Muş'tan enflasyon açıklaması! Finansmana erişimi zorlaştırıyor

Ticaret Bakanı Mehmet Muş, ABD Ticaret Odası'nda düzenlenen ABD-Türkiye İş Forumu'nda önemli açıklamalar yaptı. Muş özellikle yüksek enflasyonun devam etmesinin gelişmiş ülkelerdeki agresif parasal sıkılaşmalara yol açtığını, bunun da gelişmekte olan ülkelerden sermaye çıkışlarını tetikleyerek finansmana erişimi zorlaştırdığını söyledi.

YAYINLAMA
GÜNCELLEME

Ticaret Bakanı Mehmet Muş, Kahramanmaraş merkezli depremlerin ardından Türkiye'nin yeniden inşa çalışmalarına başlayacağını, ABD dahil ortaklarıyla güçlü ekonomik iş birliğine ve ticari ilişkilere sahip olmanın daha önemli hale geldiğini söyledi.

Bakan Muş, ABD Ticaret Odası'nda düzenlenen ABD-Türkiye İş Forumu'na katıldı.

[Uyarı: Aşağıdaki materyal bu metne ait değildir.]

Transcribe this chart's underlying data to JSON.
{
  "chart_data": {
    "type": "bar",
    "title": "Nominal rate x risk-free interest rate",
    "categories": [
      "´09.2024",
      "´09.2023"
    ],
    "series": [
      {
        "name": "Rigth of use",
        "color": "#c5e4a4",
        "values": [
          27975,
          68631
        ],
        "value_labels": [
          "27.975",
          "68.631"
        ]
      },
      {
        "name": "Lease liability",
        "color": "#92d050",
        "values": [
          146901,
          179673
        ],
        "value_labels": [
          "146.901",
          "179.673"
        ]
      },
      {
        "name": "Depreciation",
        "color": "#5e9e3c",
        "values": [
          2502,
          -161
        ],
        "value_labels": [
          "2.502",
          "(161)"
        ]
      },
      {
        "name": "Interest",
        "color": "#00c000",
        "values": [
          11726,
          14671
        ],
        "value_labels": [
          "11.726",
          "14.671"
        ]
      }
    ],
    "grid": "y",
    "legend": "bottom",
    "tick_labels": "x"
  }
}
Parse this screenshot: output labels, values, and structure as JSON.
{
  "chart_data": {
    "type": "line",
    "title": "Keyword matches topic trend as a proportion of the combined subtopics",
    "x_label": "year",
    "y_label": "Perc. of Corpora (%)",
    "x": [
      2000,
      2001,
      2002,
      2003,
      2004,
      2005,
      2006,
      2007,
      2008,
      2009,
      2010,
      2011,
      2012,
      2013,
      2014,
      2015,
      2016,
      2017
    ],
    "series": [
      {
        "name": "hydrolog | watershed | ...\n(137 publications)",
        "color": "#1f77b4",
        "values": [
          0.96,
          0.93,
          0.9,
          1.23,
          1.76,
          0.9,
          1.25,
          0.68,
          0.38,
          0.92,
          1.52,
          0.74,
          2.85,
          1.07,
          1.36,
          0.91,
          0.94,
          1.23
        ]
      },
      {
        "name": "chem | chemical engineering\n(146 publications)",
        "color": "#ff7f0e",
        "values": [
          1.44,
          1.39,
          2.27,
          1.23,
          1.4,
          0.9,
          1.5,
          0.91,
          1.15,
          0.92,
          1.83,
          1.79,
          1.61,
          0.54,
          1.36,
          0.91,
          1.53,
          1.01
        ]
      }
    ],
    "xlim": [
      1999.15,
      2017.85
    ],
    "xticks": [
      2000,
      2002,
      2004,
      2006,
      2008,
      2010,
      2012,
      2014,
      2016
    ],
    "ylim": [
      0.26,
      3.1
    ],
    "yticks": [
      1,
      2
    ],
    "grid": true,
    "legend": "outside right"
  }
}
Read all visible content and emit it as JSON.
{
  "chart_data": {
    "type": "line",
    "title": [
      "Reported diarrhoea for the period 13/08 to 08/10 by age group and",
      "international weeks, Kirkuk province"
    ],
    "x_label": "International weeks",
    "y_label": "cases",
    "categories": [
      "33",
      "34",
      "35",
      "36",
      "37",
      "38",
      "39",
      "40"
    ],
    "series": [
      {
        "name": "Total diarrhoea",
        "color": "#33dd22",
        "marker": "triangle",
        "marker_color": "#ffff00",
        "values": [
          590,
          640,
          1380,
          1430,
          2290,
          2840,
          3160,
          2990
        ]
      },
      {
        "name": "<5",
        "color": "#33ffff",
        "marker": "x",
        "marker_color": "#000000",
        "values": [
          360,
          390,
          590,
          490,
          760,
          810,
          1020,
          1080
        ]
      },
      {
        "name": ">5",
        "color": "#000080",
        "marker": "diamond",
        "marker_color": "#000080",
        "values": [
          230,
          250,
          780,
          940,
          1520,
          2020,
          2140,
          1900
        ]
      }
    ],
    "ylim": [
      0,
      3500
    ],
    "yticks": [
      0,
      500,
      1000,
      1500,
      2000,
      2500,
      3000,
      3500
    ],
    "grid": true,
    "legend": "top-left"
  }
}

Muş, burada yaptığı konuşmada, 6 Şubat'ta meydana gelen Kahramanmaraş merkezli depremlerin Türkiye'nin güneydoğu bölgesinde 11 ili kapsayan çok geniş bir alanda yıkıma neden olduğunu ve 47 bini aşkın kişinin hayatını kaybettiğini söyledi.

Bölgede yaklaşık 3 hafta kaldığını belirten Muş, "Depremlerin hemen ardından acil yardım ve toparlanma için devletin tüm kaynaklarını ve imkanlarını seferber ettik." dedi.

Devlet destekleri, doğrudan finansal yardımlar gibi...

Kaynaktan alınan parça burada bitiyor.